El escozor que levanta el uso de un término desenmascara un problema latente que busca evitarse u ocultarse. David Faitelson compara este puto-gate con las manifestaciones racistas en contra de jugadores africanos en las ligas europeas, lo cual es atinado, ya que en ambos casos se pone en evidencia una situación que se quiere pasar por alto. En el Viejo Continente queda claro que la democrática Europa está plagada de grupos que rechazan la llegada de inmigrantes africanos y asiáticos a su territorio. En el punto que nos concierne ahora, el mundo del futbol parece negarse a aceptar que ahí hay tanta putería como en cualquier otro lugar.
¿Un futbolista homosexual es menos apto para desempeñarse en la cancha que uno heterosexual? Por supuesto que no: sin embargo, las cargas simbólicas de un balón de futbol son difíciles de contrarrestar. Este objeto, entre otros semas, representa el primer indicador de que el bebé fue varón, o es el medio para destacarse o hundirse entre los pares en la primaria. Masculinidad, heterosexualidad y ser bueno en futbol son conceptos que parecen estar asociados naturalmente, por más que la realidad nos muestra una y otra vez lo inoperantes que son estas relaciones.

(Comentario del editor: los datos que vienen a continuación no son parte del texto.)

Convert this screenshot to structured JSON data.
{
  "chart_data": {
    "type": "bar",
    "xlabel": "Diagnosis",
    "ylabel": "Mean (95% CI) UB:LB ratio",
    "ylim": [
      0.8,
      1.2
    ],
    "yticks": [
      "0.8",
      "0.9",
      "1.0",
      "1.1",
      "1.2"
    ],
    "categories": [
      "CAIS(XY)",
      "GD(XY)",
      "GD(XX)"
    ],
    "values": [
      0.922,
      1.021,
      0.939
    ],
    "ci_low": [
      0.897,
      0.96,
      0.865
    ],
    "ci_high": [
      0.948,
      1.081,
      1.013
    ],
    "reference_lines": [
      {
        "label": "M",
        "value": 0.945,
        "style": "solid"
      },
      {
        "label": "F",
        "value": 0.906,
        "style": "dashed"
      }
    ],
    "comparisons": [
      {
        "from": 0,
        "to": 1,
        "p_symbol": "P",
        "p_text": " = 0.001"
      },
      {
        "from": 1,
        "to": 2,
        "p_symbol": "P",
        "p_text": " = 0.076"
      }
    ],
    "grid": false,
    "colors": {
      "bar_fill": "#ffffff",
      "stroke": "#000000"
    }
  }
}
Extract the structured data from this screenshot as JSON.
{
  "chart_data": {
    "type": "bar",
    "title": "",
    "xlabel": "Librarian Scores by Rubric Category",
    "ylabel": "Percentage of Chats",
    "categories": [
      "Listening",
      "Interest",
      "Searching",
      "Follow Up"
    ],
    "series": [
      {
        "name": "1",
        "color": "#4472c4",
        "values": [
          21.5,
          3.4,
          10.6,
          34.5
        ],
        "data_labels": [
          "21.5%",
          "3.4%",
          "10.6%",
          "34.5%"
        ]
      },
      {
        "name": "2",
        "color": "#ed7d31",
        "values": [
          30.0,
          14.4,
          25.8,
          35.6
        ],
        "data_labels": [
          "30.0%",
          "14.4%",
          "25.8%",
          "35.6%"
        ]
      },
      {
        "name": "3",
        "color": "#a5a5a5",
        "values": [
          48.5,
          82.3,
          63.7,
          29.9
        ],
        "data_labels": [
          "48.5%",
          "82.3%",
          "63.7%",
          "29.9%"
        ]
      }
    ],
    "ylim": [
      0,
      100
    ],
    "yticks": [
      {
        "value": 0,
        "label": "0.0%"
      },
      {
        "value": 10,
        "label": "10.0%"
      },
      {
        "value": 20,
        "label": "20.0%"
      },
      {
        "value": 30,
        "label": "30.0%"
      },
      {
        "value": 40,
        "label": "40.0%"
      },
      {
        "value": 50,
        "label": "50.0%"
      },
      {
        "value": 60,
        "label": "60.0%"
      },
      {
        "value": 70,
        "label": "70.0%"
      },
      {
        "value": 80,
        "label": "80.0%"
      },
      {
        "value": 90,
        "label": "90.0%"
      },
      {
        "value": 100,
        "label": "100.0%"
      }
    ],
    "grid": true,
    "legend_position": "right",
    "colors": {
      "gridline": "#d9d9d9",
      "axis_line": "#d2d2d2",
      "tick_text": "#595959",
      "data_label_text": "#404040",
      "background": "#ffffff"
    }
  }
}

Esta vinculación artificial orilla a Cristiano Ronaldo a responder cada que se filtran fotografías suyas en compañía de otros musculocas (como él), a Carlos Salcido a convertirse en la botana del mes después de su «encuentro» con un travesti, a que la foto en la cual se ve a dos jugadores de Tigres celebrando la corona del torneo pasado con un beso bien plantado en los labios haya sido el motivo de innumerables memes. Por más que se niegue un grito en el estadio, éste resuena en todos lados, incluso en la cancha al festejar cada gol, según relata un comediante de stand up (no recuerdo su nombre) que confiesa haber recibido la agasajada de su vida después de anotar casi por accidente.
En este caso, la censura envía un mensaje incorrecto, ya que la institución censora, al mostrarse especialmente preocupada por una palabra, demuestra sus propios prejuicios. Si bien coincidí con Faitelson unos párrafos arriba, no comparto el tono de alarma con el que él establecía la comparación entre los insultos racistas y el puto-gate. Arrojar plátanos a jugadores afrodescendientes es una ofensa con nombre y apellido; el «Eeeeeeee… ¡PUTO!» no discrimina, pues está destinado por igual a quien se lo merezca según la tribuna, independientemente de su orientación sexual. Lo dicho: el trasfondo es neandertal, pero otras prácticas de los aficionados al futbol no son más lógicas (¿celebrar victorias mediocres en el Ángel, por ejemplo?). No celebro el grito, pero tampoco lo considero más o menos discriminatorio que otras cosas que se entonan al calor del juego. ¿Y la respuesta institucional? Una tapadera para no darle cabida a un asunto que les duele, por putos.